On Thursday, March 20, 2014 8:26:56 AM UTC-4, Paweł Biernat wrote:
>
> So it seems that BigFloat is the major drawback. I really wander how
> Mathematica handles the generation of Laguerre polynomials. I am aware of
> the GSL bindings and the function sf_laguerre_n, but it also returns NaNs
> for sf_laguerre_n(2000,1,2000). In fact, sf_laguerre_n generates Laguerre
> polynomials in the same way as laguerre_recursive.
>
The basic problem here is that laguerre_n(2000,1,2000) is about 6.55e431,
which is larger than the maximum representable Float64 (about 1e308), so it
is literally impossible to compute this function in double precision.

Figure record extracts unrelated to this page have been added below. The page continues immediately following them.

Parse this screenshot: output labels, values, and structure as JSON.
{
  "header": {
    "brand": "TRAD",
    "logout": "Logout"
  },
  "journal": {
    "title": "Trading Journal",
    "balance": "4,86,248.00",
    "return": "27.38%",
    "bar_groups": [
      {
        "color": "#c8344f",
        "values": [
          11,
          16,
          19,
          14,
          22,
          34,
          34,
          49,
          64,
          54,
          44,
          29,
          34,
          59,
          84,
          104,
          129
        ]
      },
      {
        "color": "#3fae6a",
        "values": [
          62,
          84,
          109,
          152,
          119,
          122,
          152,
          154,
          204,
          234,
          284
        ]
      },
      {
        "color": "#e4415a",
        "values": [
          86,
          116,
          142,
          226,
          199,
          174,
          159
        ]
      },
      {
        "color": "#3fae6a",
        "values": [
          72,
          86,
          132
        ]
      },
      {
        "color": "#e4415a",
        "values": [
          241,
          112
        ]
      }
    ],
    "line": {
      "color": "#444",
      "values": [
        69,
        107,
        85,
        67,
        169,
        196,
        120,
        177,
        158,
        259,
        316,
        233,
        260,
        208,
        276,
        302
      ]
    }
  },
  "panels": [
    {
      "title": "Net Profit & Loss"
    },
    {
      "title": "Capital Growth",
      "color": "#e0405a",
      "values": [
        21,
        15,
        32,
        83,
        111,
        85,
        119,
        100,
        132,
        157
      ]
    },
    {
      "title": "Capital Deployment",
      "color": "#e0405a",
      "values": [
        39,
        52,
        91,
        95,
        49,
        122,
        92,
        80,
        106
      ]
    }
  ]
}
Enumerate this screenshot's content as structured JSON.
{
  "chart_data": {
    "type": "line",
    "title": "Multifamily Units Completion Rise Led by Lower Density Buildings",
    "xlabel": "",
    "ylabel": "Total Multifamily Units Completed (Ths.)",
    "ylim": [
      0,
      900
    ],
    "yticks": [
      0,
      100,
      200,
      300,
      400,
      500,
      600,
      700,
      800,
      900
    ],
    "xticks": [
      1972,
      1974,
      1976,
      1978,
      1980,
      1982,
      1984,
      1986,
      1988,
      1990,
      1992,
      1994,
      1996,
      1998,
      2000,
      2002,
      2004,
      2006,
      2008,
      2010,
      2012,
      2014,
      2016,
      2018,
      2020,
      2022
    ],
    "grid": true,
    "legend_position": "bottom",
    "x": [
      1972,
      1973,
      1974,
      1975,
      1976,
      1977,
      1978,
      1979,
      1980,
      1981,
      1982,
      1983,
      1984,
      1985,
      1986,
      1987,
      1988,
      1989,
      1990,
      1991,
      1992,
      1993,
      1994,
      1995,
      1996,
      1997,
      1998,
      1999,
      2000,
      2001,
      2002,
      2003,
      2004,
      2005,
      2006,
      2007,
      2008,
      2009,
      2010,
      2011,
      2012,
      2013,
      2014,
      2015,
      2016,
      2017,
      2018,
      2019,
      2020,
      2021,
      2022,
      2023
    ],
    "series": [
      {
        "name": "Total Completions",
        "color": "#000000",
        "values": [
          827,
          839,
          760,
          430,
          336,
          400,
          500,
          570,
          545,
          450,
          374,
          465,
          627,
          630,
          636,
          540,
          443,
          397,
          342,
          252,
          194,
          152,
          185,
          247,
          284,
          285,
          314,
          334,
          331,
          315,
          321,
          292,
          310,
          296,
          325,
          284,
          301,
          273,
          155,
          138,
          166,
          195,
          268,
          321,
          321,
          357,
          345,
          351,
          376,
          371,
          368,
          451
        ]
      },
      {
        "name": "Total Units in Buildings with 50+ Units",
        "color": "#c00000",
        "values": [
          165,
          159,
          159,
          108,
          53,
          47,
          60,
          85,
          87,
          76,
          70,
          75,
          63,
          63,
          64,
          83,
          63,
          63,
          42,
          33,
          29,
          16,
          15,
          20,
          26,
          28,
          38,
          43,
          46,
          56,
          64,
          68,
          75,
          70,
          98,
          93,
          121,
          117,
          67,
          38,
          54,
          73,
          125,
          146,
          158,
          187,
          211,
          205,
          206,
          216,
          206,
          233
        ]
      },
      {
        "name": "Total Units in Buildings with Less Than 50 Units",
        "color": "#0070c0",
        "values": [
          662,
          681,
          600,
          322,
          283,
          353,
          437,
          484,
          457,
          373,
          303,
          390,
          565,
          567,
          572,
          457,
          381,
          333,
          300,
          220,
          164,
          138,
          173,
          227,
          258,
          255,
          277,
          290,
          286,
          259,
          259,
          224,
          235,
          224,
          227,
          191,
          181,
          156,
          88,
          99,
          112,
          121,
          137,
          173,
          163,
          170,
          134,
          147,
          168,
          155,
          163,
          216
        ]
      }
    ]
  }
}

However, you don't actually need to compute laguerre_n. Your summand is:
laguerre_n(n,1,t-n) * exp(-(t-n))*(t-n)/(1+n)
which includes an exponential scaling that cancels the exponential growth
of the Laguerre polynomial.
What you should do is to rewrite your Laguerre recurrence to compute the
exponentially scaled Laguerre polynomial, i.e. including the exp(-(t-n))
factor, rather than the Laguerre polynomial by itself. This will require
some thought; it's not just a matter of multiplying by exp(-(t-n)), because
that will underflow.
(This is the kind of thought process that leads to all sorts of rescaled
special functions, such as erfcx, exp1p, and lngamma.)